The Russian-speaking RAMP cyber crime forum – one of the most significant players in the underground cyber criminal ecosystem – has gone dark following what appears to be major action by the US authorities.
Although at the time of writing, no official announcement has been made by the Americans, within the past 24 hours both RAMP’s dark and public web sites have been replaced with seizure notices stating the action was taken under the auspices of the FBI, the US Attorney’s Office for the Southern District of Florida, and the Department of Justice’s (DoJ’s) Computer Crime and Intellectual Property Section.
It is not unheard of for cyber criminals to fake takedowns, often amid juvenile theatrics, to start over with a ‘clean’ slate, but initial reports appear to verify the authenticity of the takedown, with DNS records showing RAMP’s web domains now point to FBI infrastructure.
The alleged operator of RAMP, a hacker going by the handle Stallman, who according to Recorded Future took over its operations about four years ago, also stated the forum was no more.
In a post on the XSS hacking forum, translated from the original Russian, Stallman said the takedown had “destroyed years of my work”.
“Although I hoped that this day would never come, deep down I always understood that it was possible. This is the risk we all take,” they wrote.
Set up around 2021, RAMP operated as both a discussion forum and an underground marketplace, with ransomware kits, malware, alongside a library of ransomware guides and tutorials for newbies.
Access to the forum was tightly restricted, with minimum activity levels required and access and registration fees payable, but at its height it still boasted several thousand members, according to a summer 2024 analysis by Rapid7, which described the RAMP community as a “critical resource” for threat actors. At the time, it supposedly had revenues of about $250,000.
Limited long-term impact
Daniel Wilcock, threat intelligence analyst at Talion, described the takedown as a big win for the good guys.
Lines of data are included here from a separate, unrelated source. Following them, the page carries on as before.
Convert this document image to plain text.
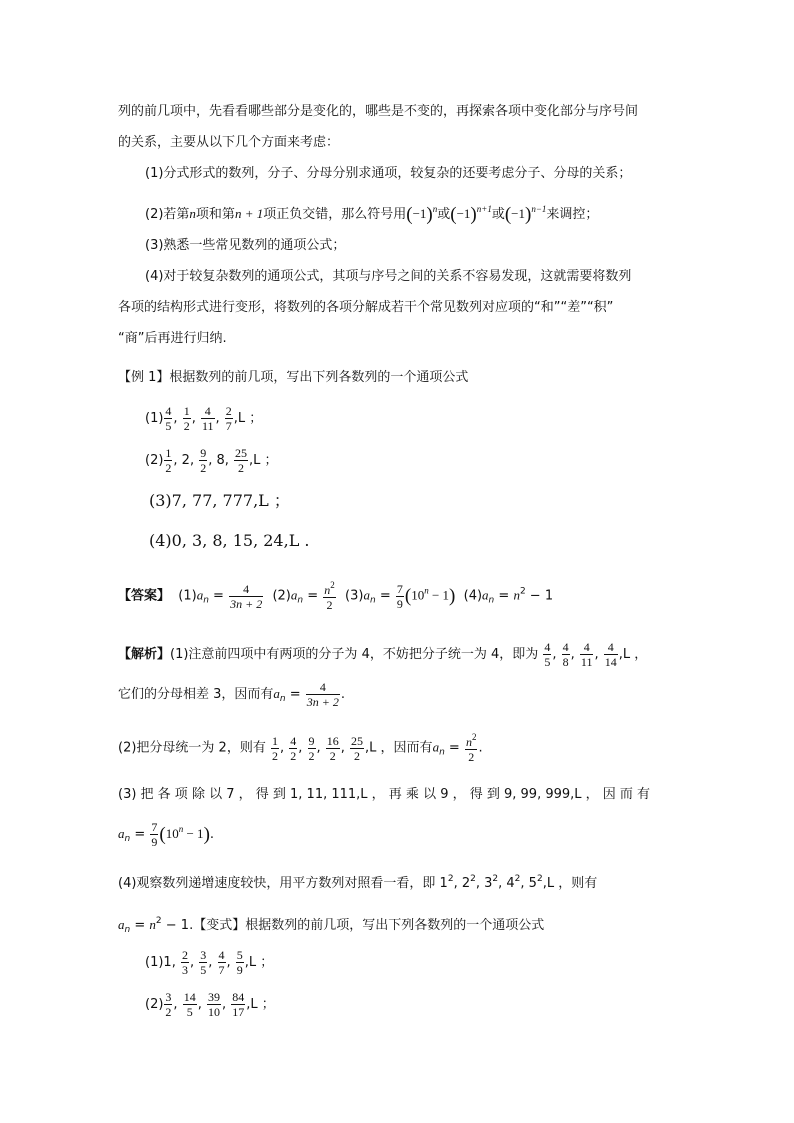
列的前几项中，先看看哪些部分是变化的，哪些是不变的，再探索各项中变化部分与序号间
的关系，主要从以下几个方面来考虑：
(1)分式形式的数列，分子、分母分别求通项，较复杂的还要考虑分子、分母的关系；
(2)若第n项和第n + 1项正负交错，那么符号用$(-1)^n$或$(-1)^{n+1}$或$(-1)^{n-1}$来调控；
(3)熟悉一些常见数列的通项公式；
(4)对于较复杂数列的通项公式，其项与序号之间的关系不容易发现，这就需要将数列
各项的结构形式进行变形，将数列的各项分解成若干个常见数列对应项的“和”“差”“积”
“商”后再进行归纳.
【例 1】根据数列的前几项，写出下列各数列的一个通项公式
$(1) \frac{4}{5}$ , $\frac{1}{2}$ , $\frac{4}{11}$ , $\frac{2}{7} ,L$ ；
$(2) \frac{1}{2}$ , 2, $\frac{9}{2}$ , 8, $\frac{25}{2} ,L$ ；
(3)7, 77, 777,L ；
(4)0, 3, 8, 15, 24,L .
【答案】 $(1)a_n = \frac{4}{3n + 2} (2)a_n = \frac{n^2}{2} (3)a_n = \frac{7}{9} (10^n - 1) (4)a_n = n^2 - 1$
【解析】(1)注意前四项中有两项的分子为 4，不妨把分子统一为 4，即为 $\frac{4}{5}$ , $\frac{4}{8}$ , $\frac{4}{11}$ , $\frac{4}{14} ,L$ ，
它们的分母相差 3，因而有$a_n = \frac{4}{3n + 2}$ .
(2)把分母统一为 2，则有 $\frac{1}{2}$ , $\frac{4}{2}$ , $\frac{9}{2}$ , $\frac{16}{2}$ , $\frac{25}{2} ,L$ ，因而有$a_n = \frac{n^2}{2}$ .
(3) 把 各 项 除 以 7 ， 得 到 1, 11, 111,L ， 再 乘 以 9 ， 得 到 9, 99, 999,L ， 因 而 有
$a_n = \frac{7}{9} (10^n - 1)$.
(4)观察数列递增速度较快，用平方数列对照看一看，即 $1^2$, $2^2$, $3^2$, $4^2$, $5^2,L$ ，则有
$a_n = n^2 - 1$.【变式】根据数列的前几项，写出下列各数列的一个通项公式
(1)1, $\frac{2}{3}$ , $\frac{3}{5}$ , $\frac{4}{7}$ , $\frac{5}{9} ,L$ ；
$(2) \frac{3}{2}$ , $\frac{14}{5}$ , $\frac{39}{10}$ , $\frac{84}{17} ,L$ ；
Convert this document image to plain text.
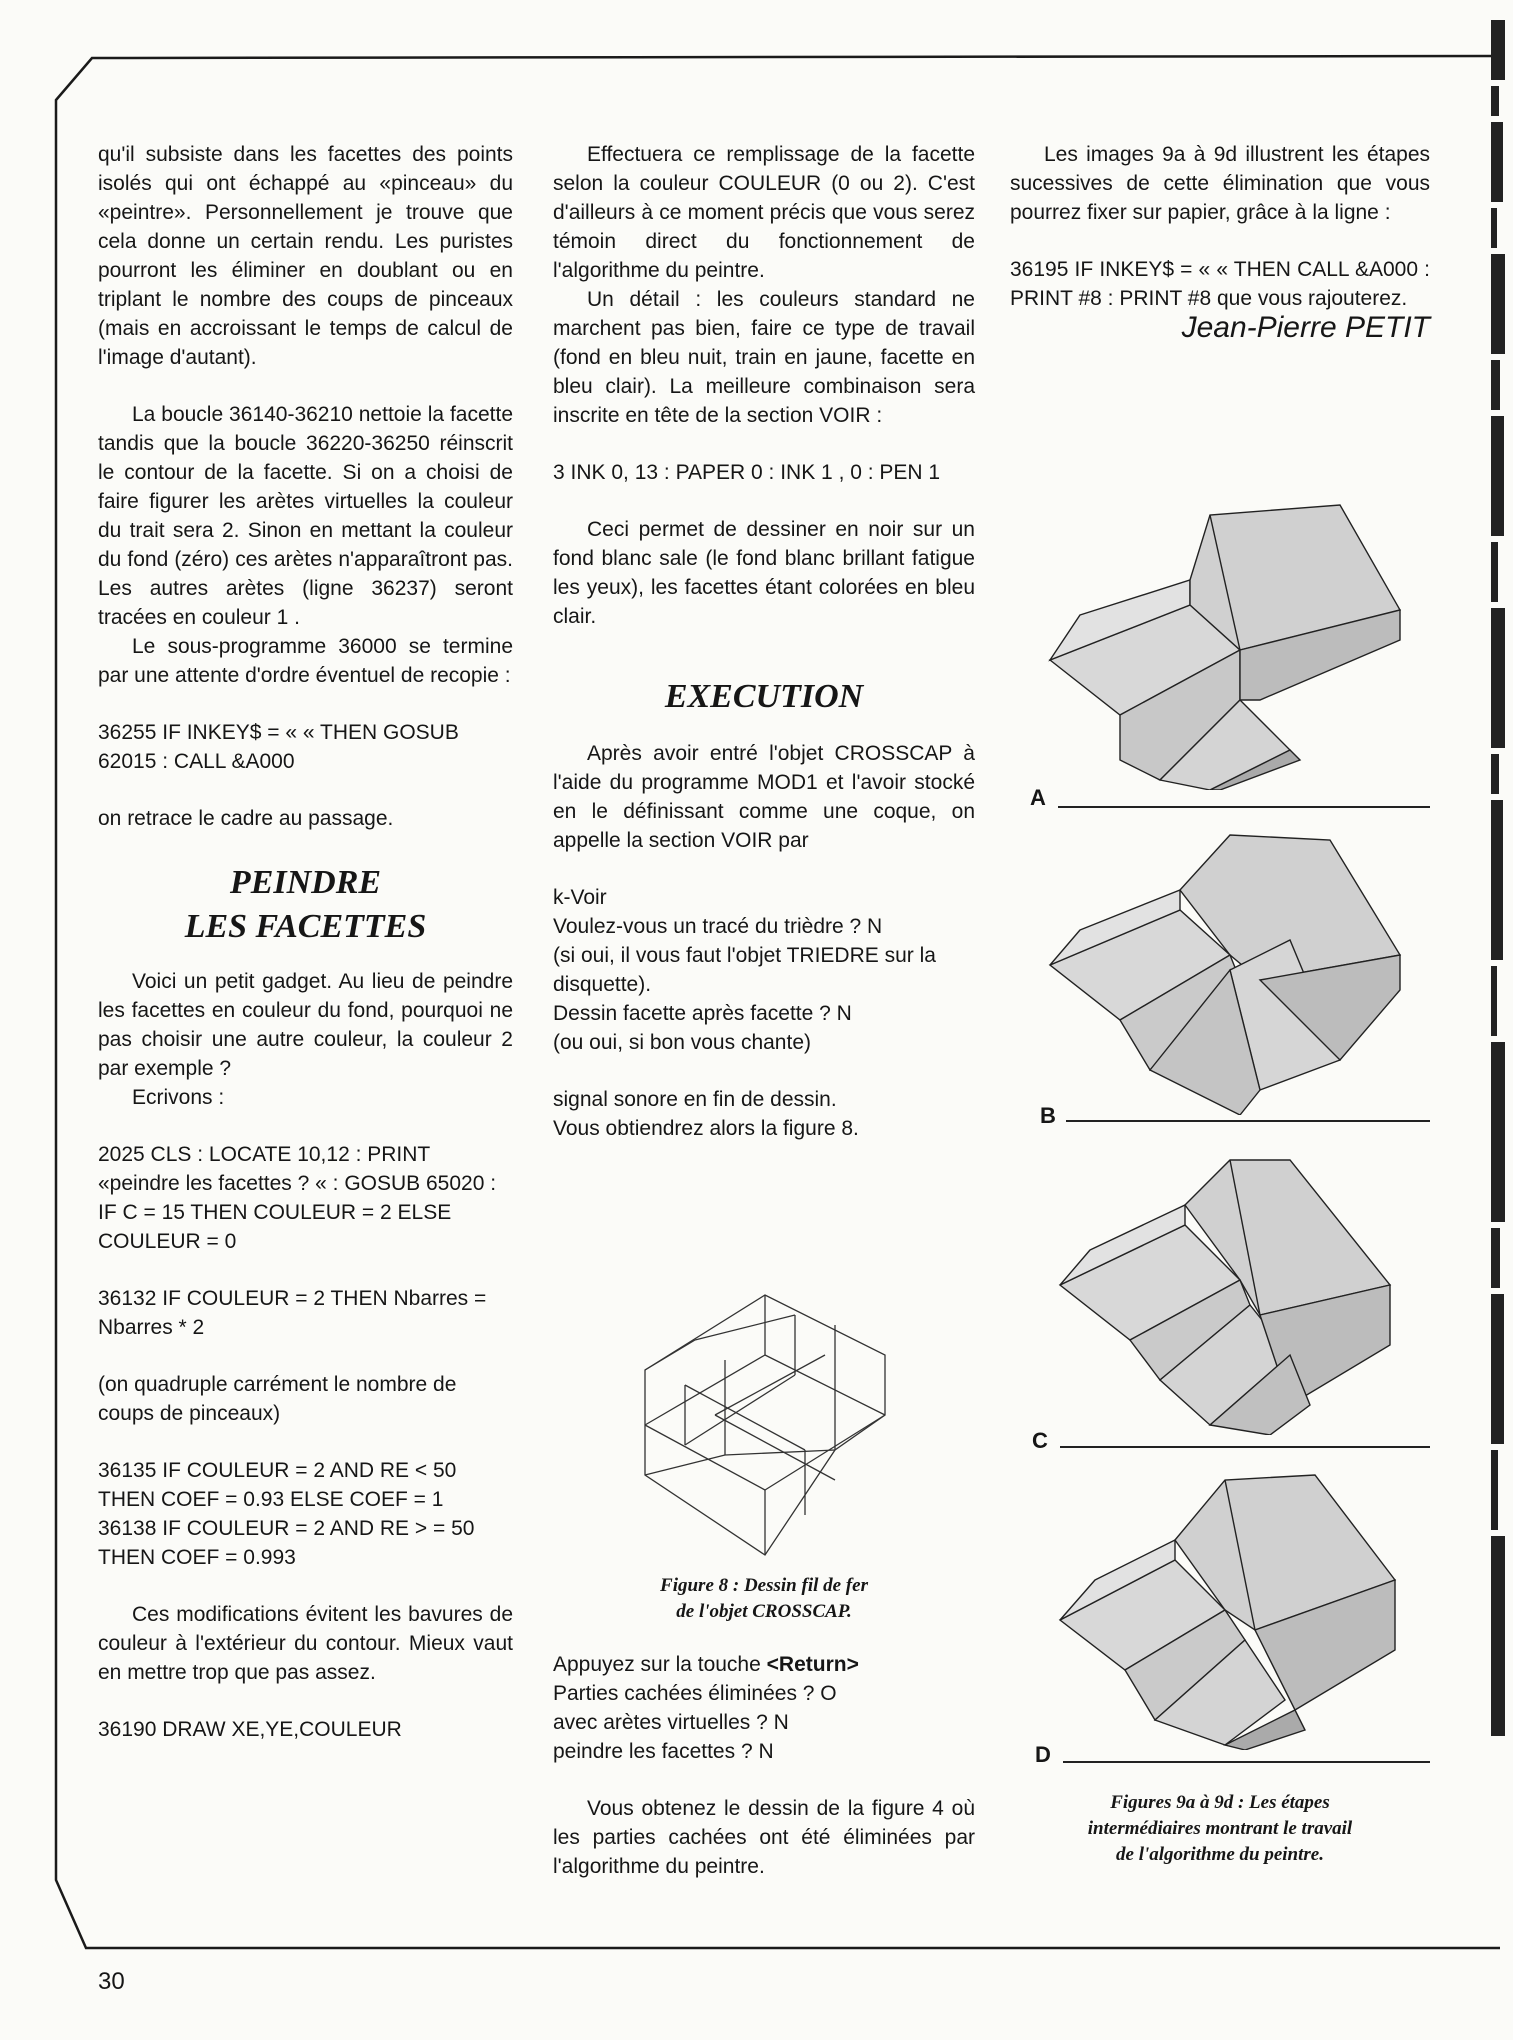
qu'il subsiste dans les facettes des points isolés qui ont échappé au «pinceau» du «peintre». Personnellement je trouve que cela donne un certain rendu. Les puristes pourront les éliminer en doublant ou en triplant le nombre des coups de pinceaux (mais en accroissant le temps de calcul de l'image d'autant).

La boucle 36140-36210 nettoie la facette tandis que la boucle 36220-36250 réinscrit le contour de la facette. Si on a choisi de faire figurer les arètes virtuelles la couleur du trait sera 2. Sinon en mettant la couleur du fond (zéro) ces arètes n'apparaîtront pas. Les autres arètes (ligne 36237) seront tracées en couleur 1 .

Le sous-programme 36000 se termine par une attente d'ordre éventuel de recopie :

36255 IF INKEY$ = « « THEN GOSUB 62015 : CALL &A000

on retrace le cadre au passage.

PEINDRE
LES FACETTES

Voici un petit gadget. Au lieu de peindre les facettes en couleur du fond, pourquoi ne pas choisir une autre couleur, la couleur 2 par exemple ?

Ecrivons :

2025 CLS : LOCATE 10,12 : PRINT «peindre les facettes ? « : GOSUB 65020 : IF C = 15 THEN COULEUR = 2 ELSE COULEUR = 0

36132 IF COULEUR = 2 THEN Nbarres = Nbarres * 2

(on quadruple carrément le nombre de coups de pinceaux)

36135 IF COULEUR = 2 AND RE < 50 THEN COEF = 0.93 ELSE COEF = 1

36138 IF COULEUR = 2 AND RE > = 50 THEN COEF = 0.993

Ces modifications évitent les bavures de couleur à l'extérieur du contour. Mieux vaut en mettre trop que pas assez.

36190 DRAW XE,YE,COULEUR

Effectuera ce remplissage de la facette selon la couleur COULEUR (0 ou 2). C'est d'ailleurs à ce moment précis que vous serez témoin direct du fonctionnement de l'algorithme du peintre.

Un détail : les couleurs standard ne marchent pas bien, faire ce type de travail (fond en bleu nuit, train en jaune, facette en bleu clair). La meilleure combinaison sera inscrite en tête de la section VOIR :

3 INK 0, 13 : PAPER 0 : INK 1 , 0 : PEN 1

Ceci permet de dessiner en noir sur un fond blanc sale (le fond blanc brillant fatigue les yeux), les facettes étant colorées en bleu clair.

EXECUTION

Après avoir entré l'objet CROSSCAP à l'aide du programme MOD1 et l'avoir stocké en le définissant comme une coque, on appelle la section VOIR par

k-Voir

Voulez-vous un tracé du trièdre ? N

(si oui, il vous faut l'objet TRIEDRE sur la disquette).

Dessin facette après facette ? N

(ou oui, si bon vous chante)

signal sonore en fin de dessin.

Vous obtiendrez alors la figure 8.

Figure 8 : Dessin fil de fer
de l'objet CROSSCAP.

Appuyez sur la touche <Return>

Parties cachées éliminées ? O

avec arètes virtuelles ? N

peindre les facettes ? N

Vous obtenez le dessin de la figure 4 où les parties cachées ont été éliminées par l'algorithme du peintre.

Les images 9a à 9d illustrent les étapes sucessives de cette élimination que vous pourrez fixer sur papier, grâce à la ligne :

36195 IF INKEY$ = « « THEN CALL &A000 : PRINT #8 : PRINT #8 que vous rajouterez.

Jean-Pierre PETIT

A
B
C
D
Figures 9a à 9d : Les étapes
intermédiaires montrant le travail
de l'algorithme du peintre.
30
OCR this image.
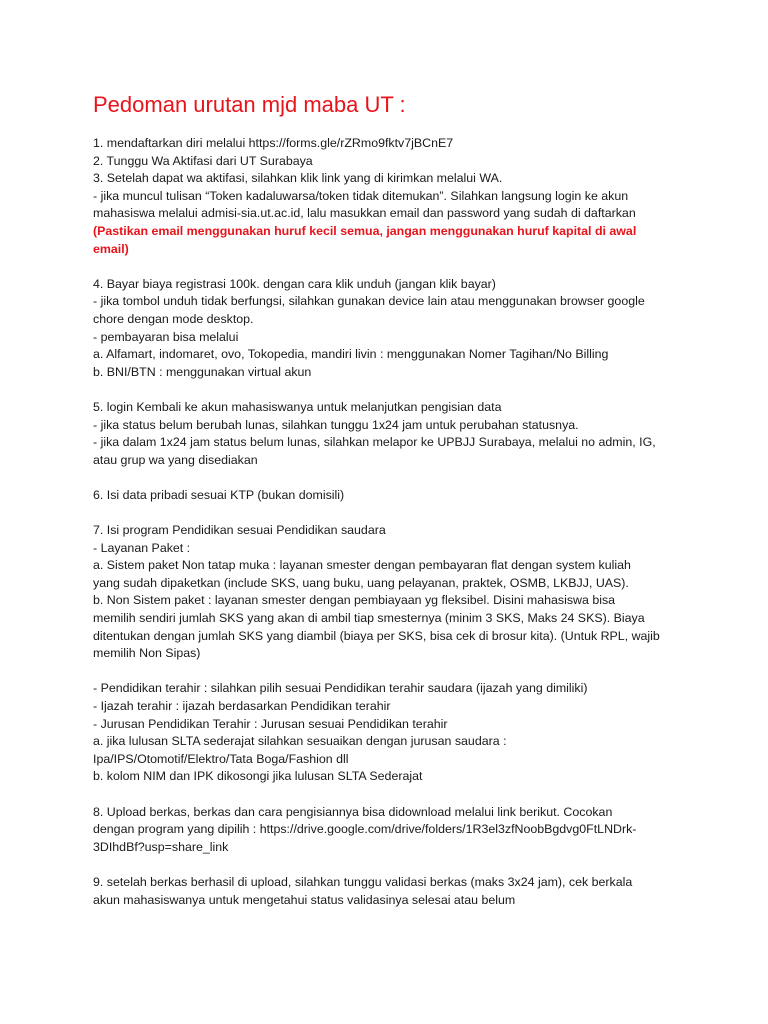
Pedoman urutan mjd maba UT :
1. mendaftarkan diri melalui https://forms.gle/rZRmo9fktv7jBCnE7
2. Tunggu Wa Aktifasi dari UT Surabaya
3. Setelah dapat wa aktifasi, silahkan klik link yang di kirimkan melalui WA.
- jika muncul tulisan “Token kadaluwarsa/token tidak ditemukan”. Silahkan langsung login ke akun
mahasiswa melalui admisi-sia.ut.ac.id, lalu masukkan email dan password yang sudah di daftarkan
(Pastikan email menggunakan huruf kecil semua, jangan menggunakan huruf kapital di awal
email)
4. Bayar biaya registrasi 100k. dengan cara klik unduh (jangan klik bayar)
- jika tombol unduh tidak berfungsi, silahkan gunakan device lain atau menggunakan browser google
chore dengan mode desktop.
- pembayaran bisa melalui
a. Alfamart, indomaret, ovo, Tokopedia, mandiri livin : menggunakan Nomer Tagihan/No Billing
b. BNI/BTN : menggunakan virtual akun
5. login Kembali ke akun mahasiswanya untuk melanjutkan pengisian data
- jika status belum berubah lunas, silahkan tunggu 1x24 jam untuk perubahan statusnya.
- jika dalam 1x24 jam status belum lunas, silahkan melapor ke UPBJJ Surabaya, melalui no admin, IG,
atau grup wa yang disediakan
6. Isi data pribadi sesuai KTP (bukan domisili)
7. Isi program Pendidikan sesuai Pendidikan saudara
- Layanan Paket :
a. Sistem paket Non tatap muka : layanan smester dengan pembayaran flat dengan system kuliah
yang sudah dipaketkan (include SKS, uang buku, uang pelayanan, praktek, OSMB, LKBJJ, UAS).
b. Non Sistem paket : layanan smester dengan pembiayaan yg fleksibel. Disini mahasiswa bisa
memilih sendiri jumlah SKS yang akan di ambil tiap smesternya (minim 3 SKS, Maks 24 SKS). Biaya
ditentukan dengan jumlah SKS yang diambil (biaya per SKS, bisa cek di brosur kita). (Untuk RPL, wajib
memilih Non Sipas)
- Pendidikan terahir : silahkan pilih sesuai Pendidikan terahir saudara (ijazah yang dimiliki)
- Ijazah terahir : ijazah berdasarkan Pendidikan terahir
- Jurusan Pendidikan Terahir : Jurusan sesuai Pendidikan terahir
a. jika lulusan SLTA sederajat silahkan sesuaikan dengan jurusan saudara :
Ipa/IPS/Otomotif/Elektro/Tata Boga/Fashion dll
b. kolom NIM dan IPK dikosongi jika lulusan SLTA Sederajat
8. Upload berkas, berkas dan cara pengisiannya bisa didownload melalui link berikut. Cocokan
dengan program yang dipilih : https://drive.google.com/drive/folders/1R3el3zfNoobBgdvg0FtLNDrk-
3DIhdBf?usp=share_link
9. setelah berkas berhasil di upload, silahkan tunggu validasi berkas (maks 3x24 jam), cek berkala
akun mahasiswanya untuk mengetahui status validasinya selesai atau belum
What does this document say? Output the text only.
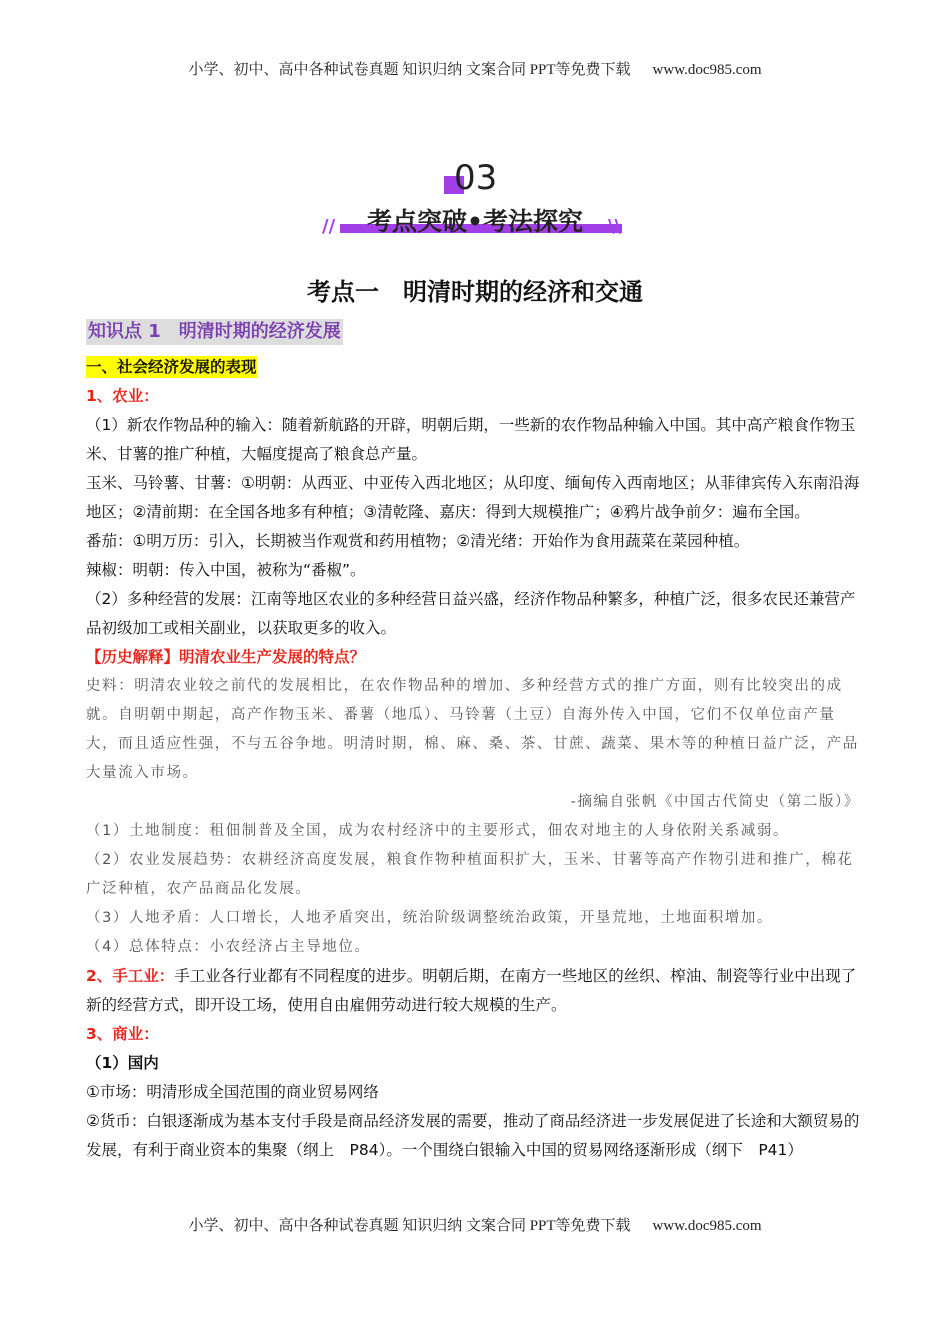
小学、初中、高中各种试卷真题 知识归纳 文案合同 PPT等免费下载 www.doc985.com
03
//	\\
考点突破•考法探究
考点一　明清时期的经济和交通
知识点 1　明清时期的经济发展
一、社会经济发展的表现
1、农业：

（1）新农作物品种的输入：随着新航路的开辟，明朝后期，一些新的农作物品种输入中国。其中高产粮食作物玉米、甘薯的推广种植，大幅度提高了粮食总产量。

玉米、马铃薯、甘薯：①明朝：从西亚、中亚传入西北地区；从印度、缅甸传入西南地区；从菲律宾传入东南沿海地区；②清前期：在全国各地多有种植；③清乾隆、嘉庆：得到大规模推广；④鸦片战争前夕：遍布全国。

番茄：①明万历：引入，长期被当作观赏和药用植物；②清光绪：开始作为食用蔬菜在菜园种植。

辣椒：明朝：传入中国，被称为“番椒”。

（2）多种经营的发展：江南等地区农业的多种经营日益兴盛，经济作物品种繁多，种植广泛，很多农民还兼营产品初级加工或相关副业，以获取更多的收入。

【历史解释】明清农业生产发展的特点？

史料：明清农业较之前代的发展相比，在农作物品种的增加、多种经营方式的推广方面，则有比较突出的成就。自明朝中期起，高产作物玉米、番薯（地瓜）、马铃薯（土豆）自海外传入中国，它们不仅单位亩产量大，而且适应性强，不与五谷争地。明清时期，棉、麻、桑、茶、甘蔗、蔬菜、果木等的种植日益广泛，产品大量流入市场。

-摘编自张帆《中国古代简史（第二版）》

（1）土地制度：租佃制普及全国，成为农村经济中的主要形式，佃农对地主的人身依附关系减弱。

（2）农业发展趋势：农耕经济高度发展，粮食作物种植面积扩大，玉米、甘薯等高产作物引进和推广，棉花广泛种植，农产品商品化发展。

（3）人地矛盾：人口增长，人地矛盾突出，统治阶级调整统治政策，开垦荒地，土地面积增加。

（4）总体特点：小农经济占主导地位。

2、手工业：手工业各行业都有不同程度的进步。明朝后期，在南方一些地区的丝织、榨油、制瓷等行业中出现了新的经营方式，即开设工场，使用自由雇佣劳动进行较大规模的生产。

3、商业：
（1）国内

①市场：明清形成全国范围的商业贸易网络

②货币：白银逐渐成为基本支付手段是商品经济发展的需要，推动了商品经济进一步发展促进了长途和大额贸易的发展，有利于商业资本的集聚（纲上　P84）。一个围绕白银输入中国的贸易网络逐渐形成（纲下　P41）

小学、初中、高中各种试卷真题 知识归纳 文案合同 PPT等免费下载 www.doc985.com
However, he said, RAMP’s denizens are likely to turn to alternatives, so the long-term impact on the wider criminal ecosystem will be limited.
“But all is not lost,” he said. “While this doesn’t signal the end of ransomware, law enforcement will be able to gain valuable information from the seizure around the threat actors using the services, such as their emails and IP addresses plus access to the financial transactions that took place on the market.
“This could support further law enforcement action against the threat actors that used the site, but given that RAMP was heavily used by Russian criminals it’s highly unlikely we will see many actual arrests.”
A blow to Russian intel?
Writing on LinkedIn, Yelisey Bohuslavskiy, a partner at threat intel specialist RedSense, laid out more of RAMP’s backstory and some of the more nuanced lore surrounding the forum.
He said it was an open secret that RAMP had close ties to individuals closely affiliated with the Russian security services and was set up as part of a response to the rapid growth of the ransomware-as-a-service (RaaS) model in 2020 and 2021.
This was a period during which rapid diversification and the emergence of new ransomware affiliates made it harder for the Russians to keep tabs on what was going on, compared to in the years immediately prior when the scene was dominated by organised big name gangs like Conti, ReVIL and so on.
Bohuslavskiy said this strategy had paid off in spades because RAMP incentivised these new affiliates and small-time cyber crooks to make themselves visible to the authorities.
He said that in the short-term, the takedown would indeed prove highly disruptive to the ransomware market as lower-level actors would lose both access and publicity, while the access brokers and vendors of loaders and other hacking tools who also frequent RAMP would also see their cashflow disrupted. For the remaining big name gangs, however, not much would change.
But, added Bohuslavskiy: “Russian security services… will lose some visibility into ransomware processes and sellers.”
He also predicted that Stallman – whoever they may be – will probably be arrested soon as they are now a wasted asset.